How is this possible? Consider. In the recent election, President Trump’s margins with working-class voters slipped ever-so-slightly compared to 2016. And that slippage likely cost him key battleground states like Wisconsin, Michigan, and Pennsylvania, where non-college-educated voters — for whom immigration restriction is a top priority — make up a disproportionately high share of the electorate.
President Trump trounced over a dozen serious rivals in the 2016 primaries, and then defeated the Clinton machine in the general election, largely because he promised a sweeping overhaul of America’s immigration system. But his administration didn’t deliver, a few scattered policy victories notwithstanding.
This lack of progress is frustrating, but not surprising. Many of the president’s closest advisors actively subverted his immigration agenda. And as they say in Washington, “personnel is policy.” Had President Trump fired those saboteurs and hired professionals who share his vision on immigration, it’s possible he could have improved his margins enough to win the recent election.
From the moment he announced his candidacy, Trump made immigration reform his flagship issue. Among those who supported him in 2016, nearly 80 percent believed illegal immigration was a “very big” problem for our country. A whopping 96 percent trusted Trump would do the right thing in addressing that problem.
It seems that trust was mostly misplaced.

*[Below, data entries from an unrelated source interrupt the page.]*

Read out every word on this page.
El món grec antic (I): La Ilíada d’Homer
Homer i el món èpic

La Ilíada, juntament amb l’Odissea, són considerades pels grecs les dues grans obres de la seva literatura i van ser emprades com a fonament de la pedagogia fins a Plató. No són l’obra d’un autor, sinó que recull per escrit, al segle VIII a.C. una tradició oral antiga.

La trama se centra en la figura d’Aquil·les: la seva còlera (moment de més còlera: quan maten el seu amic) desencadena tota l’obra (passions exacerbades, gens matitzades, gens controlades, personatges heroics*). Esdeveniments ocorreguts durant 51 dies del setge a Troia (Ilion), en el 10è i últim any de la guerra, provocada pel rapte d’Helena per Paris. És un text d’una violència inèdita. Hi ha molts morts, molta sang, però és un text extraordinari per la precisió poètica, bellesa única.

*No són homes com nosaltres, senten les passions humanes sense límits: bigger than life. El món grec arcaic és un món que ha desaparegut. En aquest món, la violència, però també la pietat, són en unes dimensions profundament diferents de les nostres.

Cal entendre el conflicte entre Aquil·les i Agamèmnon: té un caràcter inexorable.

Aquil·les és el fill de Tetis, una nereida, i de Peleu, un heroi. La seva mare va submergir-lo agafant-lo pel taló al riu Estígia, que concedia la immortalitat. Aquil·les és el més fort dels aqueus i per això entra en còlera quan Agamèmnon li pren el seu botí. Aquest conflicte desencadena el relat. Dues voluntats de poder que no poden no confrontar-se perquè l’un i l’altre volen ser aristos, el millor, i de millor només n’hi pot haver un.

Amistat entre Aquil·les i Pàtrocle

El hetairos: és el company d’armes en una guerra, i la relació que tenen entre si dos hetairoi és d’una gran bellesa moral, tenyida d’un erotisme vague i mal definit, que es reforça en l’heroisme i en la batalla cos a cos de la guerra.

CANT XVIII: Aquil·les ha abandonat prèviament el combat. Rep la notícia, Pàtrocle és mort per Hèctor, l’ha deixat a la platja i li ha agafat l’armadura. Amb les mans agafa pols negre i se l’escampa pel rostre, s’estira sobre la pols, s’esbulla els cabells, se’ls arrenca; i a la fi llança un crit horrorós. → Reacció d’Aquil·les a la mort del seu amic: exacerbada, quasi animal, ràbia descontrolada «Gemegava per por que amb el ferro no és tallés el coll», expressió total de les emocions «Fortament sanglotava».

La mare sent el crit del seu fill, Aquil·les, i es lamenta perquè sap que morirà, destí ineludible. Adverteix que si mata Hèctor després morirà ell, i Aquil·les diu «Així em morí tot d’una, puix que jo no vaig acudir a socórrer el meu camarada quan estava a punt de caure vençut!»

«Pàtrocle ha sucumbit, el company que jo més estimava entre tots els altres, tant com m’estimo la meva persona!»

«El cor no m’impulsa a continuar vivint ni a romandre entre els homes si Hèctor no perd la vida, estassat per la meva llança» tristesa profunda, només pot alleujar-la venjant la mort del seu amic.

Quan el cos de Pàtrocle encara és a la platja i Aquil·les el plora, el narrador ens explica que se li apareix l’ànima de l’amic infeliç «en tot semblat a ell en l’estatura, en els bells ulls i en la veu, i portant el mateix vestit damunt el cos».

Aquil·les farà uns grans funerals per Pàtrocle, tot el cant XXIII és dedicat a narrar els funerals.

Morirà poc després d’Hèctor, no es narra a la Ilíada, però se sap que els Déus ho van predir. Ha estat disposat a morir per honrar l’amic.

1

The policies governing chain migration and birthright citizenship are the same today as they were under Obama. Instead of making E-Verify mandatory for all employers, as candidate Trump promised, the White House budget actually proposed cutting funding for the program, which helps deter illegal hiring. And because of his staffers’ sloppy, half-hearted efforts to rescind Deferred Action for Childhood Arrivals (DACA) — an Obama-era policy allowing illegal aliens who entered the country as minors to live and work here — the program remains in effect.
Meanwhile, the administration’s unsuccessful attempt at large-scale immigration reform was a far cry from the pro-worker policies Trump had promised on the campaign trail. Instead, the new proposal prioritized younger, high-skill immigrants over less-skilled workers when distributing visas. This new merit-based system would have merely shifted the economic burdens of immigration from the working class onto the skilled middle-class.
What’s to explain the enormous gulf between President Trump’s 2016 lofty promises and his administration’s meager policy accomplishments? Most of it can be chalked up to poor staffing choices.
Take Jared Kushner, the president’s son-in-law and architect of his “merit-based” immigration plan, which has failed to gain any traction in Congress. Instead of crafting a reform package that protected workers from the wage-suppressing effects of immigration, Kushner did the opposite. His proposal was designed to please big businesses, which have long used cheap immigrant labor to enrich themselves at the expense of American workers.
This is not what Trump promised — but it’s exactly what one would expect from Kushner, a lifelong member of America’s corporate establishment.
Or consider Brooke Rollins, the president’s chief domestic policy advisor. As the former head of the Texas Public Policy Foundation, she argued in favor of amnestying illegal aliens. So it’s no surprise that we’ve seen such a tame approach to immigration during her tenure.
Or look at former Acting Homeland Security Secretary Elaine Duke, who recently admitted that she purposefully botched the rollback of DACA by refusing to include a policy rationale — an omission that Supreme Court Chief Justice John Roberts seized on to temporarily uphold the program.
Of course at times the president hired well. In 2019, he named Ken Cuccinelli as acting director of U.S. Citizenship and Immigration Services. Cuccinelli took on the Deep State bureaucracy and rammed through numerous reforms, including the administration’s recent overhaul of the H-1B guestworker program, which tech giants have repeatedly used to replace American workers.
Had the president hired more advisors like Cuccinelli who actually agree with him — and who understand the intricacies of Washington policymaking — from the beginning, things might have turned out very differently. Instead, it looks like ideological misfits like Kushner and Rollins and Deep-Staters like Duke cost the president a second term.